While an Enforcement Point needs to be hardened for DDoS--especially if it is exposed to the Internet--no Enforcement Point is going to completely mitigate a DDoS. There are a number of mitigation strategies that include on-premise DDoS-specific appliances as well as external services, which I know Check Point has advised customers to utilize in various scenarios as part of their Incident Response Services.
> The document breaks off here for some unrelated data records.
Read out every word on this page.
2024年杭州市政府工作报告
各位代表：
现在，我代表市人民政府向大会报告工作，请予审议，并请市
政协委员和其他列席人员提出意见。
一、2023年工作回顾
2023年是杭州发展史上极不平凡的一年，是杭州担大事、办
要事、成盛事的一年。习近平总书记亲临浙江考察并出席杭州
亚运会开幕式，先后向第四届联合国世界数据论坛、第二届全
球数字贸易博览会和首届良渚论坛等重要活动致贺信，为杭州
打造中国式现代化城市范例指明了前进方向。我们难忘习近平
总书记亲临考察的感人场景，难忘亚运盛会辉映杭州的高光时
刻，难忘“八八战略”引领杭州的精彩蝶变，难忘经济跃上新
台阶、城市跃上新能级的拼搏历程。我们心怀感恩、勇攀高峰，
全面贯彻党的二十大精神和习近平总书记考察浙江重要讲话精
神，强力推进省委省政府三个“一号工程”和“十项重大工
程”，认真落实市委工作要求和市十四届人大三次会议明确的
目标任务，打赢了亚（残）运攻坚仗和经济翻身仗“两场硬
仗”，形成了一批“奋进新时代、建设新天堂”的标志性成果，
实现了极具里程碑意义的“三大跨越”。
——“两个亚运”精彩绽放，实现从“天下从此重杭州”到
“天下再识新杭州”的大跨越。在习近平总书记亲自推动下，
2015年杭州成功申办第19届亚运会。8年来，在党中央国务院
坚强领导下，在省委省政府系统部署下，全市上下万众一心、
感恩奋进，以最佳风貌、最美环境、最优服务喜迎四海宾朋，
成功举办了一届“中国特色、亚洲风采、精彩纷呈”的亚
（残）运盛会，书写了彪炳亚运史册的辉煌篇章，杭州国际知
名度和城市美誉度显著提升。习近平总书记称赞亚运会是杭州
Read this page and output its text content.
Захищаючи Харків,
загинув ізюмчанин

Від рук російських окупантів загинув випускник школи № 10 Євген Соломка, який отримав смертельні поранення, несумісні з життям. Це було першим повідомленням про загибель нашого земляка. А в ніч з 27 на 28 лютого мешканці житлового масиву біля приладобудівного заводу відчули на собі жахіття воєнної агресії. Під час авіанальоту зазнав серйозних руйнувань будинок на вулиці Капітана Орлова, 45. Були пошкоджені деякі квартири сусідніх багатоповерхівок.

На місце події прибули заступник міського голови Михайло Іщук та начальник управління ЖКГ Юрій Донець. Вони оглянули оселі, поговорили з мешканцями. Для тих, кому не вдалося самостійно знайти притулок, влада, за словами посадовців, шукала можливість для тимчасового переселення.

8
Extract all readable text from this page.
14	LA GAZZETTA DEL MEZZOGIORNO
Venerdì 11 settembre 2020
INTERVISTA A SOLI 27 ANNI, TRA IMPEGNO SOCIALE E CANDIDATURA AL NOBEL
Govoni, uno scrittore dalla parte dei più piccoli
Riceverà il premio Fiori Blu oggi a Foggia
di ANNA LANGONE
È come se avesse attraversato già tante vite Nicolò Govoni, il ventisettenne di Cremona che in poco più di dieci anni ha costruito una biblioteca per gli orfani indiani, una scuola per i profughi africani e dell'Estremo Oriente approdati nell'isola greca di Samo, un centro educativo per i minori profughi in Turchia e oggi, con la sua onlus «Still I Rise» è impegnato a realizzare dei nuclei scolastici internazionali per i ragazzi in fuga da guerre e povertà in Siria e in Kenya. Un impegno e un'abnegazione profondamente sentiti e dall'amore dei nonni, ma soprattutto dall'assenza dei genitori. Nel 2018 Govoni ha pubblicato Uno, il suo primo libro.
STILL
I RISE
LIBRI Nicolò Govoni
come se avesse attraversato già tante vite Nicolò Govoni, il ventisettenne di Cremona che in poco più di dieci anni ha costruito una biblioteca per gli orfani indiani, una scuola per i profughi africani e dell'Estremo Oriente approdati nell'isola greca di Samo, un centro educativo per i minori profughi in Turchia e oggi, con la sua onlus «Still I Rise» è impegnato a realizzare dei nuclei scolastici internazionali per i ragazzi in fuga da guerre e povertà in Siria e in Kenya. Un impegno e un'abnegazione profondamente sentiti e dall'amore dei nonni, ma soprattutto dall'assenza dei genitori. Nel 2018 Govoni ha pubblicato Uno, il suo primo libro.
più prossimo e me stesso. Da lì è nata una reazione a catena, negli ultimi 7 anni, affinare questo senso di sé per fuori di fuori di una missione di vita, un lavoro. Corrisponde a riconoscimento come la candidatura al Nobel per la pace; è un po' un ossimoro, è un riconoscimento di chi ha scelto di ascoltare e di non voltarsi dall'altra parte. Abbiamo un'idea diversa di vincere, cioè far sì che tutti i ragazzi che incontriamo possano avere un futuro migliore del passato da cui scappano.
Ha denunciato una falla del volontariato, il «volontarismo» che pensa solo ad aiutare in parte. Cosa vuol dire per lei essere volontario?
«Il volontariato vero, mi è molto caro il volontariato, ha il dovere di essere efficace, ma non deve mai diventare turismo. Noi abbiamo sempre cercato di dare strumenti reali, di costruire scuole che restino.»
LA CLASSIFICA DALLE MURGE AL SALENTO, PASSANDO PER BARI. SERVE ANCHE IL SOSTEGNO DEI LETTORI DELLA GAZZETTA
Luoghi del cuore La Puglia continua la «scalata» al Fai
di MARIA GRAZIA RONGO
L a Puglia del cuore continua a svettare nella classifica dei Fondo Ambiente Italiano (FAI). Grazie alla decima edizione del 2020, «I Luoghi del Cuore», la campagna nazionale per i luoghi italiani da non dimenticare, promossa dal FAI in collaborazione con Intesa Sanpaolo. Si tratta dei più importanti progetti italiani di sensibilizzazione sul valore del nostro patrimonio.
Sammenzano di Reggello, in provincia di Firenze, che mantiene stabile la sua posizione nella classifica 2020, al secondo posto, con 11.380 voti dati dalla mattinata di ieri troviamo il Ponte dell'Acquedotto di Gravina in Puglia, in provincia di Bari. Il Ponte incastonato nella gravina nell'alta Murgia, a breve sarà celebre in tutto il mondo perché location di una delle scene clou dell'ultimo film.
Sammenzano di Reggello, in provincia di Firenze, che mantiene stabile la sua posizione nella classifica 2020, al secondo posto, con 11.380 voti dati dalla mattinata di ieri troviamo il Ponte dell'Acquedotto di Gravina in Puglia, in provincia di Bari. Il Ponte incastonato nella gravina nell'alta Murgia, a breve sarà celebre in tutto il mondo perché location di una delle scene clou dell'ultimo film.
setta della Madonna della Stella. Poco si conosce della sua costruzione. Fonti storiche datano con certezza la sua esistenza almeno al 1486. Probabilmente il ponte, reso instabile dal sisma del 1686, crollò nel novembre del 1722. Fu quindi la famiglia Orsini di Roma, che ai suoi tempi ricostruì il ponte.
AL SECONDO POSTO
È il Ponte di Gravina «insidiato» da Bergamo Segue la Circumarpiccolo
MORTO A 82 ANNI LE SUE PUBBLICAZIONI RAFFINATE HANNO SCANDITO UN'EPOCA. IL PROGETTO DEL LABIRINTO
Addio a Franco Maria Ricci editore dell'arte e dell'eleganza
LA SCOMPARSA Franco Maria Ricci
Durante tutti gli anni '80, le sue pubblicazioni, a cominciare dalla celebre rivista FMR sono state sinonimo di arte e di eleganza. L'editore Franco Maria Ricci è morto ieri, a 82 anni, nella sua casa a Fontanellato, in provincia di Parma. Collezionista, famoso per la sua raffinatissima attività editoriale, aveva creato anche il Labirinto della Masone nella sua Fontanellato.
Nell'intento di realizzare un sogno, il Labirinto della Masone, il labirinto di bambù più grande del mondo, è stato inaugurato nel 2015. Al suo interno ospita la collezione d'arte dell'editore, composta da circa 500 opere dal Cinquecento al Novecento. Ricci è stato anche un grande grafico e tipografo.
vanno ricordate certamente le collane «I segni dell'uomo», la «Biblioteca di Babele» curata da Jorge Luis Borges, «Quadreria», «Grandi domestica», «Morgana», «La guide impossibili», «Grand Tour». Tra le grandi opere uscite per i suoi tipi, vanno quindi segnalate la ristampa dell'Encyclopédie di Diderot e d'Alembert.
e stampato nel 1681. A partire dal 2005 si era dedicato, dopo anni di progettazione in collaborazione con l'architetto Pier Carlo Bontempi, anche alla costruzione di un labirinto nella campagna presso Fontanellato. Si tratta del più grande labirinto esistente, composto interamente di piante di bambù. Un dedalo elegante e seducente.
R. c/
Likewise, business logic and webapp attack vectors are outside of the wheelhouse of all NGFWs. You still need to properly secure your web applications, even with an NGFW in place. In addition, there are dedicated, Web Application Firewalls for this purpose and if you've properly segmented your network, you can make sure only those resources are protected by them.

At the end of the day, a Next Generation Firewall, whether it is from Check Point or someone else, is not a panacea. It can be a powerful tool, but like all tools, it needs to be applied properly as part of a comprehensive security strategy that begins with proper segmentation and a well-defined policy. From there, you can apply just the right protection to just the right resources.

Disclaimer: It should be obvious from my last post I work for Check Point, but this is my own opinion.